I estimate 2002–2011 OHU from a regression over 2002–2011 of 0–2000 m pentadal ocean heat content estimates per Levitus et al. (2012), inversely weighting observations by their variance. OHU in the 2000–3000 m layer is estimated to be negligible. After conversion from zeta Joules/year, the trend equates to 0.433 W/m², averaged over the Earth’s surface. The standard deviation of the OHU estimate as computed from the regression residuals is 0.031 W/m², but because of the autocorrelation implicit in using overlapping pentadal averages the true figure will be much higher. Multiplying the standard deviation by sqrt(5) provides a crude adjustment for the autocorrelation, bringing the standard deviation to 0.068 W/m². There is no alternative to using GCM-derived estimates of OHU for the 1871–1880 period, since there were no measurements then. I adopt the OHU estimate given in Gregory 02 for the bracketing 1861–1900 period of 0.16 W/m², but deduct only 50% of it to compensate for the Levitus et al. (2012) regression trend implying a somewhat lower 2002-2011 OHU than is given in the SOD. Further, to be conservative, I treble Gregory 02’s optimistic-looking standard deviation, to 0.03 W/m². That implies a change in OHU of 0.353 W/m², with a standard deviation of 0.075 W/m², adding the uncertainty variances. Although Gregory 02 ignored non-ocean heat uptake, some allowance should be made for that and also for any increase in ocean heat content below 3000 m.

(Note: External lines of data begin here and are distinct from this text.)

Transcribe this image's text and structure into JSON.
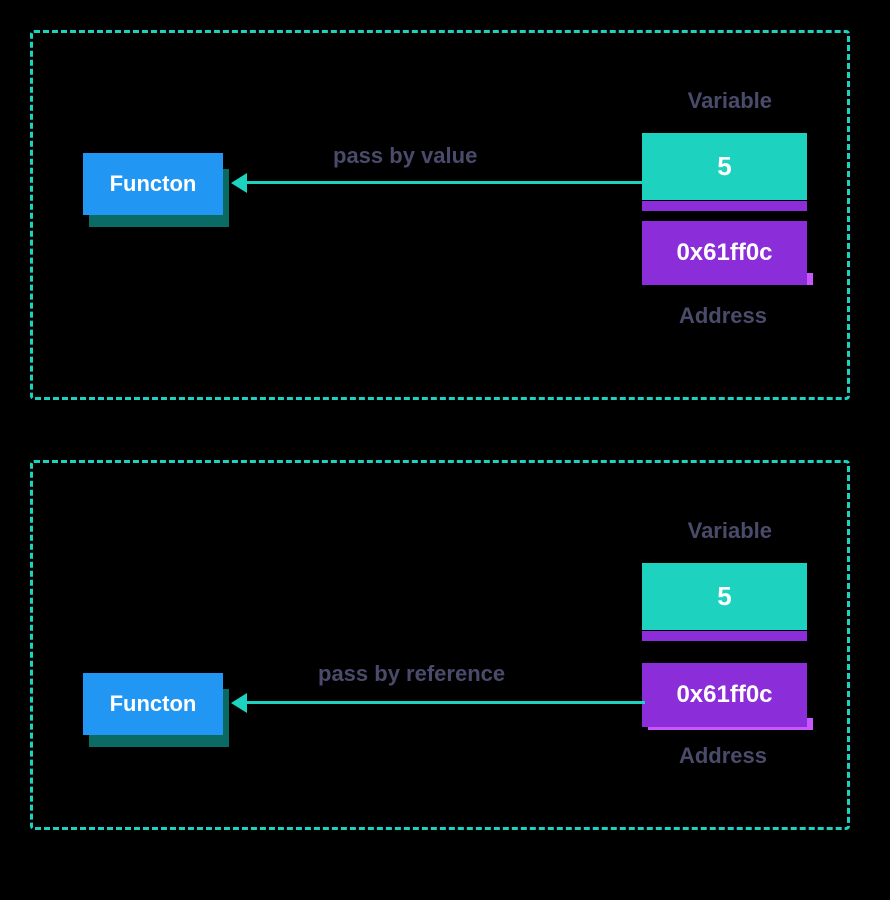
{
  "colors": {
    "border": "#1dd3c0",
    "functionBox": "#2196f3",
    "functionShadow": "#0a6b64",
    "valueBox": "#1dd3c0",
    "addressBox": "#8b2dd8",
    "addressShadow": "#c956ff",
    "text": "#4a4a6a",
    "background": "#000000"
  },
  "panel1": {
    "functionLabel": "Functon",
    "variableLabel": "Variable",
    "value": "5",
    "address": "0x61ff0c",
    "addressLabel": "Address",
    "arrowLabel": "pass by value"
  },
  "panel2": {
    "functionLabel": "Functon",
    "variableLabel": "Variable",
    "value": "5",
    "address": "0x61ff0c",
    "addressLabel": "Address",
    "arrowLabel": "pass by reference"
  }
}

The (slightly garbled) information in Section 3.2.5 of the SOD implies that 0–3000 m ocean warming accounts for 80–85% of the Earth’s total heat uptake, with the error standard deviation for the remainder of the order of 0.03 W/m². Allowing for all components of the Earth’s heat uptake implies an estimated change in total heat uptake of 0.43 W/m² with an error standard deviation of 0.08 W/ m². Natural variability in decadal OHU should be the counterpart of natural variability in decadal global surface temperature, so is not accounted for separately.

Appendix 3: Derivation of the 5–95% confidence interval

In the table of changes in the variables between 1871–1880 and 2002–2011, I split the AF error standard deviation between that for CO2 and other greenhouse gases (0.291 W/m²), and for all other items (0.343 W/m²). The reason for doing so is this. Almost all the SOD’s 10.2% error standard deviation for greenhouse gas AF relates to the AF magnitude that a given change in the greenhouse gas concentration produces, not to uncertainty as to the change in concentration. When estimating ECS, whatever that error is, it will affect equally the 3.71 W/m² estimated forcing from a doubling of equivalent CO2 concentration used to compute the ECS estimate. Most of the uncertainty in the ratio of AF to concentration is probably common to all greenhouse gases. Insofar as it is not, and the relationship between changes in greenhouse gases is different in the future to in the past, then the two AF estimation fractional errors will differ. I ignore that here. As most of the past greenhouse gas forcing is due to CO2 and that is expected to be the case in future, any inaccuracy from doing so should be minor.

So, I estimate a 5–95% confidence interval for ECS as follows. Randomly draw a million realisations from each of the following independent Normal(mean, standard deviation) distributions:

a: AF WMGG uncertainty – before scaling    – from N(0,1)

b: Total AF without WMGG uncertainty       – from N(2.09,0.343)

c: Earth’s heat uptake                                      – from N(0.43,0.08)

d: Surface temperature                                    – from N(0.727,0.124)

and for each quartet of random numbers compute ECS as: 3.71 * (1 + 0.102*a) * d / (0.291*a + b − c).

One then computes a histogram for the million ECS estimates and finds the points below which 5% and 95% of the total estimates lie. The resulting 5–95% range comes out at 1.03 to 2.83°C.